Article8 February 2018Reading time about 4 minutes

Key events in EMEA next week

EMEA Economic Calendar

ING, Bloomberg
ING, Bloomberg

Czech Republic: possible inflation surprise

Preliminary figures indicate that food prices slightly fell in January and that fuel prices increased by just 0.4% month-on-month. Taking the higher base from January 2017 into account, January inflation might slightly decelerate to 2.2% year-on-year. January forecasts, however, are the most difficult ones as many prices get changed at the beginning of the year, therefore CPI might slightly surprise in both directions next week. The flash GDP estimate should indicate solid economic activity accelerating close to 5.5% in 4Q17, confirming an average GDP growth in 2017 at 4.5%.


Czech January inflation


Romania and Bulgaria: a strong end to 2017

In Romania, we expect 4Q17 to slow down in sequential terms, but still print a very impressive growth of 7.1% for the whole of 2017. We expect January 2018 inflation to spike to 4.1% year-on-year from 3.3% previously as the tax cuts from January 2017 drop out of the statistical base and as the regulator announced an increase in gas prices during the month.


Romania 2017 growth

In Bulgaria we see GDP growth momentum holding on into 4Q17, which should lead to a robust 4.0% expansion for the whole 2017.

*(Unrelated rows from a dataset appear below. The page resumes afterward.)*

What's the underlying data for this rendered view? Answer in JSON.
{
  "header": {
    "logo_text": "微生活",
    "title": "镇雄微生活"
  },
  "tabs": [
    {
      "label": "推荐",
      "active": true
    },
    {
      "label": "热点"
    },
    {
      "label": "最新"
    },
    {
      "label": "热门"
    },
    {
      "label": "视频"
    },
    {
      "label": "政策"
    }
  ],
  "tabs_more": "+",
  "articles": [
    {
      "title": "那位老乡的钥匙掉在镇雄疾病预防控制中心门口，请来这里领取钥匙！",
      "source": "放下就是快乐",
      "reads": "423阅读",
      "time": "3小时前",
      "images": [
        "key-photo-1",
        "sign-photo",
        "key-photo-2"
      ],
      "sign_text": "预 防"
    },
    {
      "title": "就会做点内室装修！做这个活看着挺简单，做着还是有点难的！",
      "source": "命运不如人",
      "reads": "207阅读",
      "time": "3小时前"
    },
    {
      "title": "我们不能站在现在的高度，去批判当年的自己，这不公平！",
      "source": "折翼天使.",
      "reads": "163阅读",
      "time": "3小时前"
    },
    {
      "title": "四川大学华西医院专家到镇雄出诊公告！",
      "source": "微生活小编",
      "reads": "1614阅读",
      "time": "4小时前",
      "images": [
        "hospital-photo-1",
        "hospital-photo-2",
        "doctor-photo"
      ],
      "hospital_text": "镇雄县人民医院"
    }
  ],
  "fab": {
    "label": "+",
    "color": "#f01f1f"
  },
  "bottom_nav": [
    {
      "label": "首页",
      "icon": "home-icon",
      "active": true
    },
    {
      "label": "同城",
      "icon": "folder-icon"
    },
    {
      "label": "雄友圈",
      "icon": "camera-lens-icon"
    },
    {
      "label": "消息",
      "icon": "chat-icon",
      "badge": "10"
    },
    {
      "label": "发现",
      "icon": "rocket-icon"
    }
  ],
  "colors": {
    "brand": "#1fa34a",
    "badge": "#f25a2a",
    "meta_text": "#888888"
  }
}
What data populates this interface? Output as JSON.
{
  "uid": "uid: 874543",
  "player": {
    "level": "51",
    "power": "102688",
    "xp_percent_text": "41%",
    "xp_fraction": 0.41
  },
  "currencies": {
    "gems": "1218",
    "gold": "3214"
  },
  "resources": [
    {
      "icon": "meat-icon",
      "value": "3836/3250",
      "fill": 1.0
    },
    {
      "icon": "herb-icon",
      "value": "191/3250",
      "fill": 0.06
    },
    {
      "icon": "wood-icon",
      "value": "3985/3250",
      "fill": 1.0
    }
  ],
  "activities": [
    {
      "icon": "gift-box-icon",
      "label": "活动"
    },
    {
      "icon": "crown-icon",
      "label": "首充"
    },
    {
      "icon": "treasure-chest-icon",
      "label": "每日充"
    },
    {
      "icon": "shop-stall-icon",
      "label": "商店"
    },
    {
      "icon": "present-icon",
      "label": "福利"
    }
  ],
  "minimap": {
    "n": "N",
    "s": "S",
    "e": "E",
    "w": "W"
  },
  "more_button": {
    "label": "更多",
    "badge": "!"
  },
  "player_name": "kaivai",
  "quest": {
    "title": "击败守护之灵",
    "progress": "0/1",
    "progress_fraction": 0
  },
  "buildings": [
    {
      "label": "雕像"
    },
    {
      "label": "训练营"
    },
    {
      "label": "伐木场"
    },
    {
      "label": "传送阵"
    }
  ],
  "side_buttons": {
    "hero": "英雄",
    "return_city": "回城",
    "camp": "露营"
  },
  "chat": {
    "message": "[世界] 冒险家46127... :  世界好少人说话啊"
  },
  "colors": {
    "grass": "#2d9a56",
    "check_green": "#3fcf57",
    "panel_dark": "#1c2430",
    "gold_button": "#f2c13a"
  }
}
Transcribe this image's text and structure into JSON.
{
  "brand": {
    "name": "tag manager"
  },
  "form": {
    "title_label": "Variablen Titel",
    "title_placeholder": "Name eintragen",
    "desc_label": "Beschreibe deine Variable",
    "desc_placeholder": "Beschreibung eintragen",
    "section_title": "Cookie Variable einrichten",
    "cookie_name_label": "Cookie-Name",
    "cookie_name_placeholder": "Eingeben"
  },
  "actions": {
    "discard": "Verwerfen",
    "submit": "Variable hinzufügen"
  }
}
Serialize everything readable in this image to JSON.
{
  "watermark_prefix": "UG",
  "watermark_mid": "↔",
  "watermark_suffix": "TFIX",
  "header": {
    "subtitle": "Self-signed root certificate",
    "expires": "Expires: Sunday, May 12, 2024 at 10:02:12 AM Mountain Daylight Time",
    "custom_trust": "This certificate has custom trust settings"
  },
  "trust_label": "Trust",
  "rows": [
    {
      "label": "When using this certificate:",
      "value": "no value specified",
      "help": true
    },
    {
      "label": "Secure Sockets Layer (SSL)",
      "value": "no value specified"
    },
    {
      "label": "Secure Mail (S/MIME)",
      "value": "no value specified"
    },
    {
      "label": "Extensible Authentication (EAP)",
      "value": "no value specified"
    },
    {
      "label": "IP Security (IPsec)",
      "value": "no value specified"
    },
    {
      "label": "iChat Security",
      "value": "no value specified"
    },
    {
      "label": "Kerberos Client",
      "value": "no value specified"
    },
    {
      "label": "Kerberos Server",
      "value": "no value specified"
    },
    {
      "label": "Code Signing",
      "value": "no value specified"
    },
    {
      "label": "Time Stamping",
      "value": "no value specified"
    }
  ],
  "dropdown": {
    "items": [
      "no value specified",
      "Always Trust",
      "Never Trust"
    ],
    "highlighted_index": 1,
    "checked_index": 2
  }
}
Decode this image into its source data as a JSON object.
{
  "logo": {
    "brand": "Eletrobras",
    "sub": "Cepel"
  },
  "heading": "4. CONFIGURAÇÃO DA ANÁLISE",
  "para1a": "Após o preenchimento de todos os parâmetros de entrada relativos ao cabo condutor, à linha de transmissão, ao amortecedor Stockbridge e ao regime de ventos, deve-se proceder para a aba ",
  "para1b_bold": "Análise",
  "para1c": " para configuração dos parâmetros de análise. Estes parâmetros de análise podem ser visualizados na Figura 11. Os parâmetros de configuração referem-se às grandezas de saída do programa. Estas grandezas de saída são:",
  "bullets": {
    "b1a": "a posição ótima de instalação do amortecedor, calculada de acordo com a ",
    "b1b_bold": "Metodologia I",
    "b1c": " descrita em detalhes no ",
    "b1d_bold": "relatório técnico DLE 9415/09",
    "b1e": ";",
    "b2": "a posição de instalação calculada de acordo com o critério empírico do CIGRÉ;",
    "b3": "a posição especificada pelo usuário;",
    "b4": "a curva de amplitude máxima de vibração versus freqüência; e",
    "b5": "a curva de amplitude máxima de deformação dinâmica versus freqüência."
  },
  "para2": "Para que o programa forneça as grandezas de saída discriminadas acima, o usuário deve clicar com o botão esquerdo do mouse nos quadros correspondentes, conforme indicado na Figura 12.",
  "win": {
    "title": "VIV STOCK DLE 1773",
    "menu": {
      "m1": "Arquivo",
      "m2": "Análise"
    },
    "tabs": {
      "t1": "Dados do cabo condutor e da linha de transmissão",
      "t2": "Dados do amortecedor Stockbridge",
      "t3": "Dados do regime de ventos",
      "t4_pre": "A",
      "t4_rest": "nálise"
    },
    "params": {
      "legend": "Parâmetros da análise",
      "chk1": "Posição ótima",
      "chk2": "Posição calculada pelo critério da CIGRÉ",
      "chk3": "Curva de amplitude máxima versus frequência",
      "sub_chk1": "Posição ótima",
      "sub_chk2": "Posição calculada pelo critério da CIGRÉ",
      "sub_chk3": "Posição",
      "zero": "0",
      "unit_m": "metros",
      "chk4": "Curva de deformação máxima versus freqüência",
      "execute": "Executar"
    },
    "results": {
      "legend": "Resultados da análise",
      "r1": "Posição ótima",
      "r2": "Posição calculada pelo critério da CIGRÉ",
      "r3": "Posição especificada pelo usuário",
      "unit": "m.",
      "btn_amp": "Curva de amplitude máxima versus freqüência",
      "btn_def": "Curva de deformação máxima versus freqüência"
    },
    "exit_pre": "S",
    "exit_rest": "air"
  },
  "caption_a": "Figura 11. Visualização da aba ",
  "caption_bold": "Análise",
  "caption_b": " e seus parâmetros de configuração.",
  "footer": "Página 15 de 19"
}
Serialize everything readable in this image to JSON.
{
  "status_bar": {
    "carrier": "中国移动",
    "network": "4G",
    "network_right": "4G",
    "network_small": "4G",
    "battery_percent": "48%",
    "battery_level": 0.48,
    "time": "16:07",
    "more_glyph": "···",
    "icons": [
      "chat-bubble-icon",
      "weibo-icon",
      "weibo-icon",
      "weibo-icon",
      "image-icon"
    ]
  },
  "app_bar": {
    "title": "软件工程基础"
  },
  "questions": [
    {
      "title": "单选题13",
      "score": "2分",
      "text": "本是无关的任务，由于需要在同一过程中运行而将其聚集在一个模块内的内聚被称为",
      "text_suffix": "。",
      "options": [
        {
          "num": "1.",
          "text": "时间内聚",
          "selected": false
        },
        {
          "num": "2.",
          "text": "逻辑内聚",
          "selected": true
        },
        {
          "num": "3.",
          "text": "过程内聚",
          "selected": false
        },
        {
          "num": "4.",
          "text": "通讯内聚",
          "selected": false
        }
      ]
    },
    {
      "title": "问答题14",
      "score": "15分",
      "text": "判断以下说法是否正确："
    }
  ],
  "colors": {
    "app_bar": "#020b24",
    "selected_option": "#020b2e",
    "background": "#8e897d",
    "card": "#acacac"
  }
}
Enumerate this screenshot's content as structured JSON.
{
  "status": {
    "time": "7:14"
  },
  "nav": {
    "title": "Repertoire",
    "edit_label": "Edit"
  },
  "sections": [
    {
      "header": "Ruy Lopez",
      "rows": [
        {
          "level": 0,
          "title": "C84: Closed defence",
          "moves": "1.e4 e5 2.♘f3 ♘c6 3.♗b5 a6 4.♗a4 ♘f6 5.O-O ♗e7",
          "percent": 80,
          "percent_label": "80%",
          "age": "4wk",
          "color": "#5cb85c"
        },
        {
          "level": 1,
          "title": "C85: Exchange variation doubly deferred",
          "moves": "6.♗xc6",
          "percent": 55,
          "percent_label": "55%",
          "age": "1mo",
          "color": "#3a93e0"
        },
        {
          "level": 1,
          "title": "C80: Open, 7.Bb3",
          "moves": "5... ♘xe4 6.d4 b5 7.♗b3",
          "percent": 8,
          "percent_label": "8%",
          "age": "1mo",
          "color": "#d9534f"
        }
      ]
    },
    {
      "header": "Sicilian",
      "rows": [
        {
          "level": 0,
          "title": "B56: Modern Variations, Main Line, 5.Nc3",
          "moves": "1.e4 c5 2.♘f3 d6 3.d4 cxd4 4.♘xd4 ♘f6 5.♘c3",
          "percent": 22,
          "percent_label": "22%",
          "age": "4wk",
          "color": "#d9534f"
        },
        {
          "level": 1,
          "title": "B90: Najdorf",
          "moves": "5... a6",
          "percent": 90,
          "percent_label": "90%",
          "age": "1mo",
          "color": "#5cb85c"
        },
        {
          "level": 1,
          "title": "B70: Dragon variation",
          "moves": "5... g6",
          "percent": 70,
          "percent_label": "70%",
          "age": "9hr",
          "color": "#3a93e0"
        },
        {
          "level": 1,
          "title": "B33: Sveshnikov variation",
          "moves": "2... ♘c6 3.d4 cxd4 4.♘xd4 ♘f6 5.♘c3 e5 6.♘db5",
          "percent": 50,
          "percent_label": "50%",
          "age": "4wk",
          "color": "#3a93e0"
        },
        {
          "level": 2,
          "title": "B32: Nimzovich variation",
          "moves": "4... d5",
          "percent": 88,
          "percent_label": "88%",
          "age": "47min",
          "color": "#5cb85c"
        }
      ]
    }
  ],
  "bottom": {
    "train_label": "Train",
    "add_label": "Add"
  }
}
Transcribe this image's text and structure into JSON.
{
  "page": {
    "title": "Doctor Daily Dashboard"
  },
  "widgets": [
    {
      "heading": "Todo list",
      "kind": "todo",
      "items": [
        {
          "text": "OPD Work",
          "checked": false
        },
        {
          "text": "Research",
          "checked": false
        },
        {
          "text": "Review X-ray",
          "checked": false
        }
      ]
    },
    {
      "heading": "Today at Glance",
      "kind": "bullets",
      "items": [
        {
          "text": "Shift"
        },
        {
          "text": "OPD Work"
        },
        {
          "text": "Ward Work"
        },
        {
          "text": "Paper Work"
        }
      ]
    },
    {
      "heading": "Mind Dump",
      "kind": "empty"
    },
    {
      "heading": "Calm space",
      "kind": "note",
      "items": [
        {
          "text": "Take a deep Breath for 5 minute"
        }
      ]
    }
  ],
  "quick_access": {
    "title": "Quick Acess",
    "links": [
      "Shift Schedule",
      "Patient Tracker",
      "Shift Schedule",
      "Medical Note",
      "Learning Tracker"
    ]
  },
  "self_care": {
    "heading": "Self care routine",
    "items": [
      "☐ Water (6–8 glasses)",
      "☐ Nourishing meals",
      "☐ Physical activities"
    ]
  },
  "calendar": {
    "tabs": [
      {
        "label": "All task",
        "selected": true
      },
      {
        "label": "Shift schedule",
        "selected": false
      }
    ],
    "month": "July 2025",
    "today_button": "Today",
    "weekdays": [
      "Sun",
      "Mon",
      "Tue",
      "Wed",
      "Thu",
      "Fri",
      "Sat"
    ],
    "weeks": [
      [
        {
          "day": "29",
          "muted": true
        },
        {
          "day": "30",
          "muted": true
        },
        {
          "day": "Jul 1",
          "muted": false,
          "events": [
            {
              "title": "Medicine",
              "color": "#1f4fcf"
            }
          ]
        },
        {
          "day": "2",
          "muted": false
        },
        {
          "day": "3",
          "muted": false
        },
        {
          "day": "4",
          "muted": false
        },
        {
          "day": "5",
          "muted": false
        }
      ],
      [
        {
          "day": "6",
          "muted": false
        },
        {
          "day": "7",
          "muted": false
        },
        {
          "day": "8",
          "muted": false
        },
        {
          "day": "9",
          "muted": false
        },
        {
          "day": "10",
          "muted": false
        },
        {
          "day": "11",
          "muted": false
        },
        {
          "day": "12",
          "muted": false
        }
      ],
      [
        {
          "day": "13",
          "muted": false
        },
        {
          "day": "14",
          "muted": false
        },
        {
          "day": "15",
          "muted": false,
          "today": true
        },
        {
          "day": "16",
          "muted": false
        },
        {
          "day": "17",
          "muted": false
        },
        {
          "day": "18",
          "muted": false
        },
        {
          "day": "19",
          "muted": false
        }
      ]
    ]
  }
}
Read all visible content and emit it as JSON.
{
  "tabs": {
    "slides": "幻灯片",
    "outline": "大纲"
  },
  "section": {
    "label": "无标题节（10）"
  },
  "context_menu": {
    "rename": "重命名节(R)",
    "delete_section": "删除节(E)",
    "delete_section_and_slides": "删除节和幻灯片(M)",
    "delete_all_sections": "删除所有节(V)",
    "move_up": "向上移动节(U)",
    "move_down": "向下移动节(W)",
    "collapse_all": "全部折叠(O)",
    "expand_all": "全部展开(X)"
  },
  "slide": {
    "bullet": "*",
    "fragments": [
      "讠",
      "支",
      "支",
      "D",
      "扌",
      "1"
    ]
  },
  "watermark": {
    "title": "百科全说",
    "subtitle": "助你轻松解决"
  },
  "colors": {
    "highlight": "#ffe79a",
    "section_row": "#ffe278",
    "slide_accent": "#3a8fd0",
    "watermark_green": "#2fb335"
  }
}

Poland: robust activity figures not translating into inflation

We expect 4Q17 GDP to accelerate from 4.9% to 5.3% year-on-year, supported by decent consumption performance (5% YoY) and investment recovery (1.4% YoY). Robust activity figures have not translated into inflationary pressures so far – as a result CPI is likely to fall further from 2.1% to 1.8% year-on-year with still soft core inflation (0.9% YoY).


Poland 4Q17 growth


The January labour market figures will be distorted by statistical procedures (CSO resample enterprises’ panel). We expect lower wages (6.7% YoY) due to statistical procedures and the negative impact of administrative changes (lower minimum wage hike comparing to last year should subtract 0.5ppt).

The CIS space: How much will the Central Bank of Russia cut rates?

In the CIS space, the Central Bank of Russia meeting this Friday is clearly in focus where we think the regulator will chose between a 25bp and 50bp cut: we marginally favour the former as a more balanced option after the 50bp surprise in December 2017. Industrial production data next week may stay negative given the base effect, still assuming a further improvement in the overall pace.


Russian interest rate cut

basis points

In Ukraine inflation data is worth looking at, and we expect it to stay sticky at 13.7% year-on-year, keeping the National Bank of Ukraine cautious.